Warum auch? Die Abgabenquote liegt in Deutschland mit wenig unter 50% weiterhin auf einem historischen Hoch, wenn die Sondersituation nach der Wiedervereinigung unberücksichtigt bleibt. Jahr für Jahr, Wahl für Wahl erfindet der Staat für sich neue Aufgaben und verlangt dafür neue Einnahmen. Die Staatsparteien CDU und SPD sind die Treiber dieser Entwicklung. Der Hunger nach immer Mehr von dem, was die Bürger erwirtschaften, wird mit schönen, traditionellen Investitionen begründet: in Bildung, in Infrastruktur, in Betreuung. Dumm nur, dass genau aus diesen Gründen der Staat Steuern erheben darf, es sind seine originären Aufgaben. Das ist so als würde die Hausfrau nach mehr Haushaltsgeld verlangen, weil sie Getränke, Mehl und Brot kaufen muss.

Die Erhöhung des Spitzensteuersatzes, erst recht wenn sie „moderat“ ausfallen soll, bringt wenig. Es ist einfach ein Symbolthema. Um Einnahmen im zweistelligen Milliardenbereich zu schöpfen, müssten die Einkommen- und Ertragsteuern für die oberen 50% spürbar erhöht werden, Nebenwirkungen inklusive. Also für jene, die bereits heute fast die gesamte Last der direkten Steuern tragen.

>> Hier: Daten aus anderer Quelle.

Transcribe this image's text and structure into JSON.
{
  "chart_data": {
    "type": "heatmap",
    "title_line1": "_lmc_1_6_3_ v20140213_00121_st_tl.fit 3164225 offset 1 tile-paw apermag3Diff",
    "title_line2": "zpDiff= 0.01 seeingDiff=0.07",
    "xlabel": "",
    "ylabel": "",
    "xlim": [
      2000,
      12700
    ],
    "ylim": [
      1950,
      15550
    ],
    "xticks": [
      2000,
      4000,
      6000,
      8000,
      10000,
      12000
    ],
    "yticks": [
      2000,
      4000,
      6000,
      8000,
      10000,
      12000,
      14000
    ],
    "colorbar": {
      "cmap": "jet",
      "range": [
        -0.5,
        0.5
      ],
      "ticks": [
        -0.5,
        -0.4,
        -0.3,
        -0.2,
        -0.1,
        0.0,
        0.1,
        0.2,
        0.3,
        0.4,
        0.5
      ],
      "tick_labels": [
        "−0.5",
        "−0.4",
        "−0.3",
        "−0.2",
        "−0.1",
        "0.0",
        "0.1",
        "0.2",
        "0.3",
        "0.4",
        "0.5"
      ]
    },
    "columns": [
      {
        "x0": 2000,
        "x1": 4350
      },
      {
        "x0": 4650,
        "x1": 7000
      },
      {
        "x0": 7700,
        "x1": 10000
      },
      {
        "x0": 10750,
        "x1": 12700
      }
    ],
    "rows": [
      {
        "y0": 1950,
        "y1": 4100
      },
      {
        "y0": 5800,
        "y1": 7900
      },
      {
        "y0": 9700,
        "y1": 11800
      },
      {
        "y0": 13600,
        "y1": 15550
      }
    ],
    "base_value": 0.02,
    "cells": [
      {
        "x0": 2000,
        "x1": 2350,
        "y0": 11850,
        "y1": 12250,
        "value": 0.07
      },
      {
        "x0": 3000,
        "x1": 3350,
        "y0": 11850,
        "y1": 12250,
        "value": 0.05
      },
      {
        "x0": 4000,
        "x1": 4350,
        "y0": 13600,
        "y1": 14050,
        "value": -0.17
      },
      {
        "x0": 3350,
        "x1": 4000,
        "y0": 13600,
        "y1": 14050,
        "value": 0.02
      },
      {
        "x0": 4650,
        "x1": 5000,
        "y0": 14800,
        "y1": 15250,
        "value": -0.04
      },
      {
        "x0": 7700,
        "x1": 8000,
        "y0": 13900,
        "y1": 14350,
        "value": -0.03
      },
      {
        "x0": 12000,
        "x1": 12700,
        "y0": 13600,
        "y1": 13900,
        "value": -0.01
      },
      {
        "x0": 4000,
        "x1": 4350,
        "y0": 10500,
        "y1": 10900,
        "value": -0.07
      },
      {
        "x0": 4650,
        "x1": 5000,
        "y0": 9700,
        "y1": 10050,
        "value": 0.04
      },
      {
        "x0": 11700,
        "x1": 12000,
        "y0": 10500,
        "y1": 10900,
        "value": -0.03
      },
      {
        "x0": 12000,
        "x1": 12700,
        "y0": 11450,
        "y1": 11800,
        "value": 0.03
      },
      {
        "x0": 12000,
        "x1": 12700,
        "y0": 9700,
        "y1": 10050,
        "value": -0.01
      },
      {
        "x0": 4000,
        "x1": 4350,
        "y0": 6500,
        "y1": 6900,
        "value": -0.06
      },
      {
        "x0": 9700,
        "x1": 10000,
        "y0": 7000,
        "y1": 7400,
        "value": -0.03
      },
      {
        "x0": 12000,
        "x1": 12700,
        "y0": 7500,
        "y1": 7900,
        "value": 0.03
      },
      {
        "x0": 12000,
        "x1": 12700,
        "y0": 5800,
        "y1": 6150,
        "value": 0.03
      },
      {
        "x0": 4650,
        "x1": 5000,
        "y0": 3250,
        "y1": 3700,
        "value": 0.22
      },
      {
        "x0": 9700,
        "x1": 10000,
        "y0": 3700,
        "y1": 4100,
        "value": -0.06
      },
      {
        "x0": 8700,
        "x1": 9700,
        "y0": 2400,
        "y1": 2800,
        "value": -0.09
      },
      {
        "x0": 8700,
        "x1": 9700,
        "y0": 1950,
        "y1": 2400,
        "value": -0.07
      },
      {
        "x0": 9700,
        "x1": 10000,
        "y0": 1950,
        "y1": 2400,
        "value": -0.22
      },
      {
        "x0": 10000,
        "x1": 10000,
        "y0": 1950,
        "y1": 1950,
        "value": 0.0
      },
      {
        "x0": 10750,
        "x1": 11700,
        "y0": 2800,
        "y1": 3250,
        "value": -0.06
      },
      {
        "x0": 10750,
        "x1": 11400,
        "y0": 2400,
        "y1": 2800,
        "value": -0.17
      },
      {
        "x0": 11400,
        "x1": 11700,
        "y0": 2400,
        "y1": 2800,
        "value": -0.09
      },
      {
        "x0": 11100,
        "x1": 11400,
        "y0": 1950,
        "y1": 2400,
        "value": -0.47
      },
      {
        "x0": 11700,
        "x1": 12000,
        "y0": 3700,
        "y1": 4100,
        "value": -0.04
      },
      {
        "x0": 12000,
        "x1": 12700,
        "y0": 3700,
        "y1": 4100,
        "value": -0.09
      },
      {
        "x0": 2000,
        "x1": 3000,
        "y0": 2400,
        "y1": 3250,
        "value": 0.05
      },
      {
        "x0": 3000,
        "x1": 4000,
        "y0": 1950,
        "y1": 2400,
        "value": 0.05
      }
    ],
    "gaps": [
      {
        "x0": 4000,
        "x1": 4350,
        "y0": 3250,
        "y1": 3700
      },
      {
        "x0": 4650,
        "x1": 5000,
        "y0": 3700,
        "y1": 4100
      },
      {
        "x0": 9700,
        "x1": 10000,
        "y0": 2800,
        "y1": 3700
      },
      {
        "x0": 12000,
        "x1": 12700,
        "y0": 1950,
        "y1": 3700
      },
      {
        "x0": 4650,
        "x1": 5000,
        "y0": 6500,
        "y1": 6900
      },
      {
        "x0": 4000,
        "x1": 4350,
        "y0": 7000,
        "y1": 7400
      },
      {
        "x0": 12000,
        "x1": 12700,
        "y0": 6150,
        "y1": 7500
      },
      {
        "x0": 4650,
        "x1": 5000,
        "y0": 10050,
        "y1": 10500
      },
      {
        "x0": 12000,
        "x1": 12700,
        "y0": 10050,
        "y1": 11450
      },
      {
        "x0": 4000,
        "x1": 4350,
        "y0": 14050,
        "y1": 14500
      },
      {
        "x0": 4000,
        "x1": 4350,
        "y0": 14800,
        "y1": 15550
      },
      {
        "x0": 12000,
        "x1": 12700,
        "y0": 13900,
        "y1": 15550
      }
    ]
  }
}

Wir leben in Saus und Braus als gäb’s kein Morgen. Mehr Geld für die EU? Kein Problem. Mehr Geld für Rentner, die bereits heute ein Drittel des Bundesetats vertilgen? Geht doch! Mehr Ausgaben für die Steuerung der privaten Lebensführung? Gerne, wir brauchen die „moderne“ Gesellschaft. Doch die Zahl der Plfegebedürftigen, der Demenz- und Alzheimerkranken steigt beständig und in der Geschwindigkeit, wie die Gesellschaft altert. Wir haben keine Idee für eine Lösung, wie wir die damit verbundenen Probleme in den nächsten 10, 20 Jahren bewältigen sollen? Ein „Pflege-Bahr“? Das ist das übliche Klein-Klein. Die Kommunen machen sich aufgrund des vermurksten Betreuungsgesetzes wachsende Konkurrenz um zahlreiche Kinderbetreuer und wir merken nicht, dass wir stattdessen mehr Alten- und Pflegeheime bauen müssten. Wir verpulvern unser Erwirtschaftetes in eine neue Energieförderung, die unser Umweltgewissen beruhigt, auf die Konsequenzen jedoch sind wir nicht vorbereitet noch dazu bereit.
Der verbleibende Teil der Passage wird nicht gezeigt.